Tasked with creating a moral or amoral technology, our group generated several potential maxims. As a tool, Elizabeth proposed the use of a praxinoscope, a Victorian self-propelled animation device, to send subliminal messages through rotation. This led to a discussion concerning the type of messages the scope could convey and the moral implications of those messages.

The praxinoscope requires a 360° rotation to work as an animation device, however the Servo Motor (which we programmed to run through an Audrino) is limited to a 180° range of movement. Therefore, we decided to incorporate the servo’s ability to stop anywhere between 0° and 180°. This led our group to the story of the Russian cognitive psychologist and the peasant:
 “And let me tell you a story: the Russian cognitive psychologist, Vygotsky, who worked just after the Russian Revolution, worked with peasants, some of whom had been to the collective schools and some of whom had not. And he gave them little tests. And the basic pattern of the test was "Put together the things that go together." So he showed this peasant a hammer, a saw, a hatchet and a log of wood, and he said, "Put together the things that go together." And the peasant said, "Well, clearly, what goes together is the log of wood and the hatchet and the saw because you use the hatchet and the saw to cut the wood for firewood." And Vygotsky said—and this was his regular strategem—"I have a friend who says that the saw, the hammer and the hatchet go together because they are tools." And the peasant answered, "Then your friend must have a lot of firewood!" (Schon, 1987, para. 4).

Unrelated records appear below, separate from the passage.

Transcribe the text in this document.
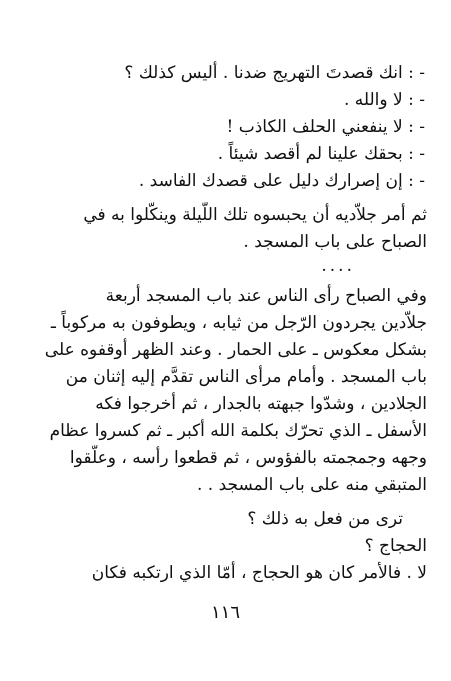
- : انك قصدتَ التهريج ضدنا . أليس كذلك ؟
- : لا والله .
- : لا ينفعني الحلف الكاذب !
- : بحقك علينا لم أقصد شيئاً .
- : إن إصرارك دليل على قصدك الفاسد .
ثم أمر جلاّديه أن يحبسوه تلك اللّيلة وينكّلوا به في
الصباح على باب المسجد .
....
وفي الصباح رأى الناس عند باب المسجد أربعة
جلاّدين يجردون الرّجل من ثيابه ، ويطوفون به مركوباً ـ
بشكل معكوس ـ على الحمار . وعند الظهر أوقفوه على
باب المسجد . وأمام مرأى الناس تقدَّم إليه إثنان من
الجلادين ، وشدّوا جبهته بالجدار ، ثم أخرجوا فكه
الأسفل ـ الذي تحرّك بكلمة الله أكبر ـ ثم كسروا عظام
وجهه وجمجمته بالفؤوس ، ثم قطعوا رأسه ، وعلّقوا
المتبقي منه على باب المسجد . .
ترى من فعل به ذلك ؟
الحجاج ؟
لا . فالأمر كان هو الحجاج ، أمّا الذي ارتكبه فكان
١١٦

With this story in mind, we came up with the idea for a device which would indicate the right or wrong combination of items.  We programmed the servo to stop on five items, and react to each item with a red or green light as follows:

1. A hammer / 30 degrees/ opposite colour cyan/ green LED
2. A saw/ 60 degrees/ opposite colour magenta/ red LED
3. The hatchet/ 90 degrees/opposite colour yellow/ green LED
4. Log of Wood/ 120 degrees/ opposite colour black/ red LED
5. Saw going through Wood/ 150 degrees/opposite colour white/ green LED

Our intention was to show the moral dilemma of society’s privileging of some opinions as “right” while others are considered “wrong”. If this device was to be used as a teaching tool, it would privilege the ideas those whom “have a lot of firewood” over those who must group the items in such a way to keep themselves warm. 
 
Bruno Latour views technology as delegated human activity.  As creators of technology we remove humanity from a task and replace it, in the case of our project, with a computerized device that can only indicate right or wrong answers: “If, in our societies, there are thousands of such lieutenants to which we have delegated competences, it means that what defines our social relations is, for the most part, prescribed back to us by nonhumans” (Latour, 1988, p. 310). The device we created allows us to sit back and be told the right answer.  It removes the thought process behind the question: which of these objects belong together?